Perhaps it can’t be helped, but reviews tend to focus on the book’s formal innovation as if it were an end in itself, the whole point of the book. It isn’t. I intend these innovations to offer readers a fresh way of looking at a family we too often romanticize, so they can see in this family something human, something real.  

 

Q: How was the book’s title chosen, and what does it signify for you?  

 

A: I chose the title, and I’m glad to say my publisher was happy with it. I don’t want to do too much interpretation for the reader, but we know that the “half-life” of an unstable substance is the time it takes for half of it to decay, to disappear.

 

You might look at that as a figure for grief. Grief destabilizes us, and it never disappears, but it does dissipate—or does it? How long does loss haunt us? How do we manage grief?  

 

Many sisters are lost in this story; the two eldest are lost when Charlotte, Branwell, Emily, and Anne are children; easy, then, to imagine them “stolen.” If a sister is stolen, can she be saved? Can she be rescued? If so, what form would that take?  

 

Q: What do you think still fascinates people almost two centuries later about the Brontë family and their work?  

 

A: So many things! First and foremost, they were great novelists; many of us read those novels when we were young, which makes them extra beloved, extra powerful. Then there is the curiosity of Charlotte, Emily, and Anne being sisters, writing and publishing their very different novels at basically the same time.  

 

There is also the fact that they all, even Charlotte, died very young, presumably before they’d realized even a fraction of their potential—I think we find that sort of tragedy romantic.  

 

Finally, I think there is some awareness that in writing, even under masculine pseudonyms, the Brontë sisters bucked all sorts of tradition. Not just because they wrote, which might have been enough, but because of what they wrote.  

 

They were, to a greater or lesser degree (depending on the sister), quite conventional in terms of lifestyle (they were the daughters of a clergyman, after all) but their books upended literary expectations; none was a drawing-room novel of “polite society.” Their novels shocked both reviewers and readers; their writing was considered coarse and immoral!  

 

So we also admire their courage and originality; we see them, correctly, as forebears.  

 

Q: What are you working on now?  

 

A: I’m working on a series of connected middle-grade and young adult novels set at different times (past and future) in Manhattan’s Lower East Side!  

 

Q: Anything else we should know?  

 

A: This book isn’t like anything you’ve ever read; I think that’s a good thing!
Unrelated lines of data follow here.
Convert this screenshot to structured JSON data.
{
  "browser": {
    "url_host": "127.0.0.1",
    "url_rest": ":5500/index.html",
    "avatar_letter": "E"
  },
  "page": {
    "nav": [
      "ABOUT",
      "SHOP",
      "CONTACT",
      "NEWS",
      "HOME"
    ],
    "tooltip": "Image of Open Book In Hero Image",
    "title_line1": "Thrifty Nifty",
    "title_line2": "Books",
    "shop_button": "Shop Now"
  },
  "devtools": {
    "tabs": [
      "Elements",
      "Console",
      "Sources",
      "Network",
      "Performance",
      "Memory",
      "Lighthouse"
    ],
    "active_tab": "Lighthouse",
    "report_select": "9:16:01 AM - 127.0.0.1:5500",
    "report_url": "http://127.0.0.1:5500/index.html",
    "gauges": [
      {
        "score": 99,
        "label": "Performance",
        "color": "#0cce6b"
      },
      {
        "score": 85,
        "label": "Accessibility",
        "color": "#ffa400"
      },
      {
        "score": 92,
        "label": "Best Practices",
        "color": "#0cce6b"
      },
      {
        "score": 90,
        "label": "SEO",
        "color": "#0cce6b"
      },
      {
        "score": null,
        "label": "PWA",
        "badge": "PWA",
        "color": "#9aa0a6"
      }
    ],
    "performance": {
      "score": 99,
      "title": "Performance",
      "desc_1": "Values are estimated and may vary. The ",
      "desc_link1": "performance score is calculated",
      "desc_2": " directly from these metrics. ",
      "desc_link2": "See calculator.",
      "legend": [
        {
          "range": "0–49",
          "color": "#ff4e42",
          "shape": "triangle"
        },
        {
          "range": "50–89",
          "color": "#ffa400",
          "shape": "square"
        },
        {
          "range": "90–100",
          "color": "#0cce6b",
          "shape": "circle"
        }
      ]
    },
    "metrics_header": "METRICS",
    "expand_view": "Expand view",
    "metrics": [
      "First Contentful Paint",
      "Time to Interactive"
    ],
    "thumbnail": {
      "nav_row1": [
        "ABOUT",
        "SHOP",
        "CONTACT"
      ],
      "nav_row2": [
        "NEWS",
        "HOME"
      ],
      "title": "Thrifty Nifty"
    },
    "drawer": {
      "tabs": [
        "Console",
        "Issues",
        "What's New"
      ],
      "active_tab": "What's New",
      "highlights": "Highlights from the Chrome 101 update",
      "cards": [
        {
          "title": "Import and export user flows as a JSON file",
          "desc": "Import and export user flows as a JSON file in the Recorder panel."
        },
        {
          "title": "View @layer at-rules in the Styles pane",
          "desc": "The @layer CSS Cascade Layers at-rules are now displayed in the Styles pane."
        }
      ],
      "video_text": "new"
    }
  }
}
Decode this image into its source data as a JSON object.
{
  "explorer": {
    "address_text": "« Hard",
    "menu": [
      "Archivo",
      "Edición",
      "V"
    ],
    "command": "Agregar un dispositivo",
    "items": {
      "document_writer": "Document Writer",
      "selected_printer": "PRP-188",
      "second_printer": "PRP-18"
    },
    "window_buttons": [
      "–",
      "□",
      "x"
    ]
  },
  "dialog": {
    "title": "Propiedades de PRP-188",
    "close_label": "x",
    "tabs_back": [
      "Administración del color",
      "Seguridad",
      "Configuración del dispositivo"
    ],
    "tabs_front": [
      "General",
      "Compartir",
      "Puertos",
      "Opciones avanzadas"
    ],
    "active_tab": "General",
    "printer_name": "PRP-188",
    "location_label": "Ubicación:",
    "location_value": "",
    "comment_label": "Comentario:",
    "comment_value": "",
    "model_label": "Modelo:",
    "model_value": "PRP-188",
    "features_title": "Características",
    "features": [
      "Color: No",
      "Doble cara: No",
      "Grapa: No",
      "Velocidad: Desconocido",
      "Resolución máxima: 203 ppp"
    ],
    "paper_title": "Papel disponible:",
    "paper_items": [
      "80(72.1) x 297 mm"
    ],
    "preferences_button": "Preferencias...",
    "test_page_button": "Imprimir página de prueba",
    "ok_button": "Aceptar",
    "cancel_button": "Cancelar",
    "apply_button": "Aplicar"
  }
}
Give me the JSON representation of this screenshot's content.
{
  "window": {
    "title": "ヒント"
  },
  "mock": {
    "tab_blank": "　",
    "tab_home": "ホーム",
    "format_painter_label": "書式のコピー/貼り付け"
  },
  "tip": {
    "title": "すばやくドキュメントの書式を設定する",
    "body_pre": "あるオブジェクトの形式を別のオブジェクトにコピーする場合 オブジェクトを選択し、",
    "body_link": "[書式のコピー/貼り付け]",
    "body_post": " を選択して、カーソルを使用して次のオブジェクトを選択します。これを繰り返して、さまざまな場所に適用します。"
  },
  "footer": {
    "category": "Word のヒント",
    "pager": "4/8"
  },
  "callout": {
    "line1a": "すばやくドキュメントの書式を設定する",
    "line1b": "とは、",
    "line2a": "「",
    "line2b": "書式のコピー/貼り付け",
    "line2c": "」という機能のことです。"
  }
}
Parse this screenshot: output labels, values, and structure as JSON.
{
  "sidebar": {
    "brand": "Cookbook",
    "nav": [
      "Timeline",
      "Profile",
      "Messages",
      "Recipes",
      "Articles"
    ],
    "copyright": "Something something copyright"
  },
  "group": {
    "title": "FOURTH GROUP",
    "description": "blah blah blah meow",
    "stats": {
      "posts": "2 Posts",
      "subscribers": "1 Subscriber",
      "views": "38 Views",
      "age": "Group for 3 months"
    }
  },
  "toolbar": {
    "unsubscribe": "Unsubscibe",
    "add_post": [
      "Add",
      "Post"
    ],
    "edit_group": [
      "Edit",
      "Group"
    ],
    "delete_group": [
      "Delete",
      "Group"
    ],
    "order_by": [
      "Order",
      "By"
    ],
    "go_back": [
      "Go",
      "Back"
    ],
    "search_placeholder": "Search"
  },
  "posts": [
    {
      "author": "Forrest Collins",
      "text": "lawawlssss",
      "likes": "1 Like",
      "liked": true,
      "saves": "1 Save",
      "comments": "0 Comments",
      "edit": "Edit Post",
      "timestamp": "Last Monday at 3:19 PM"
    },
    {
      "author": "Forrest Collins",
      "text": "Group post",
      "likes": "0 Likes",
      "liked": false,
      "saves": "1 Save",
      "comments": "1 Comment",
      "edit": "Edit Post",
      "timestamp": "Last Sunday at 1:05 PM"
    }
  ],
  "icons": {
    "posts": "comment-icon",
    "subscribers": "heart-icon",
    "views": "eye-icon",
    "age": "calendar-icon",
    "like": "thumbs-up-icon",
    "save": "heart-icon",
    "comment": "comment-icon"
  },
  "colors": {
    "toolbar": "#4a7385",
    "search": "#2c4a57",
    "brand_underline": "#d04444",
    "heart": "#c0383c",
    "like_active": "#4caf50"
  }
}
Readers should also know that, for the first time, I’ll be doing a few virtual events, so they can learn more about Half-Life and ask their own questions, even if they aren’t near one of my IRL bookstores or festival events. They can get up-to-date info about all events at my website (https://www.rachelcantor.com/events/).  

 

If they attend any event, I hope they’ll introduce themselves—the world needs more Brontë fans!